A new company is upcycling old airplane seats into luxury travel accessories, while airlines in Japan are transforming uniforms into handbags and one entrepreneur in Ivory Coast is turning them into restaurants and conference rooms.
Created by the British brothers Ben and Harry Tucker, Plane aims to create a new brand of what they call “luxury waste”. The pair rescue discarded aircraft fabric from landfills and turn them into a range of luxury upcycled luggage and accessories.
We are striving to find luxury in innovation and by doing so proving that beauty, indulgence and pleasure do not have to come at the expense of our desire to live sustainably.Tucker brothers
The fabric comes from retired planes operated by airlines found all over the world and is stripped by specialists, arriving to the company in giant bales. Unlike any other textile, this fabric has very specific particularities as the brothers estimate that, on average, each piece of fabric rescued has travelled 18 million miles, visited 62 countries at 575 miles per hour at 35,000 feet in the air.
Plane explains the textiles used in airplane material are ideal for tough and durable travel bags as they’re “lightweight, robust, flameproof and stain resistant”. The collection includes weekenders, messengers and rucksacks, along with laptop, tablet and phone accessories.

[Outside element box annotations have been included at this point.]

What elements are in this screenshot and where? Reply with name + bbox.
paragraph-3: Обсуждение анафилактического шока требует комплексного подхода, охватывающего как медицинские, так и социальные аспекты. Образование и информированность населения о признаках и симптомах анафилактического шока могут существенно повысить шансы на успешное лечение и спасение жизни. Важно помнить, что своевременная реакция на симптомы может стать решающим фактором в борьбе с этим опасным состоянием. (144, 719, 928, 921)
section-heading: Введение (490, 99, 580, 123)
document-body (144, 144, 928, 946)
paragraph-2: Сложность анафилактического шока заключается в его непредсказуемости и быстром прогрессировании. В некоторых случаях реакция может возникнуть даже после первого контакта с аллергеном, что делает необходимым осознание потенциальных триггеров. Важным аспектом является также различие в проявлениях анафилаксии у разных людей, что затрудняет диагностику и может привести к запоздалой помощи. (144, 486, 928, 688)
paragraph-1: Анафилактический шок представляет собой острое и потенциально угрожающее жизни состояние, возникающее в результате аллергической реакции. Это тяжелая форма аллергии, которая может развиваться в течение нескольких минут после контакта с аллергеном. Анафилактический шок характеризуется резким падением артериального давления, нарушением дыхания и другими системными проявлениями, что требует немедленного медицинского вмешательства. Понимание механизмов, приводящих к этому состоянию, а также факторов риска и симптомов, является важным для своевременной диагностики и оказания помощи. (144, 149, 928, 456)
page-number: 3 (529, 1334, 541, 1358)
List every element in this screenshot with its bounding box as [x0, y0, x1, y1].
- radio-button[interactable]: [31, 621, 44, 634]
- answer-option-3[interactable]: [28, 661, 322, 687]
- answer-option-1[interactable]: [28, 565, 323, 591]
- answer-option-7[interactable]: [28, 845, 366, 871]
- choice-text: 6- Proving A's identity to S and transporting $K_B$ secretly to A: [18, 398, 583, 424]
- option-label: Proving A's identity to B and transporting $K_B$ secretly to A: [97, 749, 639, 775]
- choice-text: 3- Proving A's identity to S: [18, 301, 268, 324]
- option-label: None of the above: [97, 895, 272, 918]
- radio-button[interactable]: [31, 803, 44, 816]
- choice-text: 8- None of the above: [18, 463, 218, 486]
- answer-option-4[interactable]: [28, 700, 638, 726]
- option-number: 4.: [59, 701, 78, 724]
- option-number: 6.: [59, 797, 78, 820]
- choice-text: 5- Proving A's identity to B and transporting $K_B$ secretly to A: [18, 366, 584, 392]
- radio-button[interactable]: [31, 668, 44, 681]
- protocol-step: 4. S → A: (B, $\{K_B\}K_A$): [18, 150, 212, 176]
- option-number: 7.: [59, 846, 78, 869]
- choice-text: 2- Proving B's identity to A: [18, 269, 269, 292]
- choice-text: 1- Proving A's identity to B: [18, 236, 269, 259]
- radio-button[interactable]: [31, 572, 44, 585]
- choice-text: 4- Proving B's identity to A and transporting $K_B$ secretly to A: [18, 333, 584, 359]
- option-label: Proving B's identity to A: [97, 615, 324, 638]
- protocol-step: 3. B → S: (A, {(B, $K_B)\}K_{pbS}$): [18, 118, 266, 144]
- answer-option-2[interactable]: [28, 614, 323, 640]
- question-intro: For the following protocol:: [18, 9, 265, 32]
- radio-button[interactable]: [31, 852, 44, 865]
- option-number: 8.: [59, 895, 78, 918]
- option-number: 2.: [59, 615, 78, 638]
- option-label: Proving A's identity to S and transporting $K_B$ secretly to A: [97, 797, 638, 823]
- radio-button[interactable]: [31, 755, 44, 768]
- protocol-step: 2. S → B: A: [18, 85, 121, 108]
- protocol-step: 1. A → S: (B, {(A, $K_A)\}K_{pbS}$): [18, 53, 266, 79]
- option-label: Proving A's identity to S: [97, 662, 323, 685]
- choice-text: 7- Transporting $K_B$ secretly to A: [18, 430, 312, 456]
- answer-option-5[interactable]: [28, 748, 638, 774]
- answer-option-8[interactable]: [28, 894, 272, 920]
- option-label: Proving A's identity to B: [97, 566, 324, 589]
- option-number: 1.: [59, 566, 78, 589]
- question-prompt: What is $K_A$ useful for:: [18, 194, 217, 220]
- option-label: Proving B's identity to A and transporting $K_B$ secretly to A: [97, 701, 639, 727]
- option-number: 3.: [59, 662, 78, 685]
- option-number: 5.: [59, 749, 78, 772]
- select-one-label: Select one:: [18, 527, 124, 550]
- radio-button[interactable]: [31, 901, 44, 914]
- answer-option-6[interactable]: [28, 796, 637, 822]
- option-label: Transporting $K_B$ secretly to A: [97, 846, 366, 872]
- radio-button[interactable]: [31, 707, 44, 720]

The Japanese airline All Nippon Airways (ANA) didn’t stay behind on sustainability efforts. ANA has used old staff uniforms to produce a range of bags. The airline’s mechanics and maintenance crew wear light blue overalls made from a strong and highly-durable fabric and complete with multiple pockets which seemed to be perfect for a bag.
The airline industry is under severe scrutiny over environmental issues. I suggested this because, as an employee, I want to deal with the problem head-on.Takahashi Hideya, maintenance worker
The ANA maintain crew consists of around 3,000 people and the airline previously disposed of around 300 pieces of workwear every year.
3. Restaurants and conference rooms
In Ivory Coast, the entrepreneur Aziz Alibhai has bought a collection of 11 old aeroplanes and is planning on turning them into social spaces.
I would like to turn them into conference rooms, a restaurant and, why not, luxury bedrooms. We can modify them easily, the cabins have insulation and with a little air conditioning it could work very well.Aziz Alibhai told Euronews
A typical plane flies for 25 years or so before it starts to wear out. However, when a plane is finally grounded, it doesn’t have to be the end of the line as these innovative ideas have proved.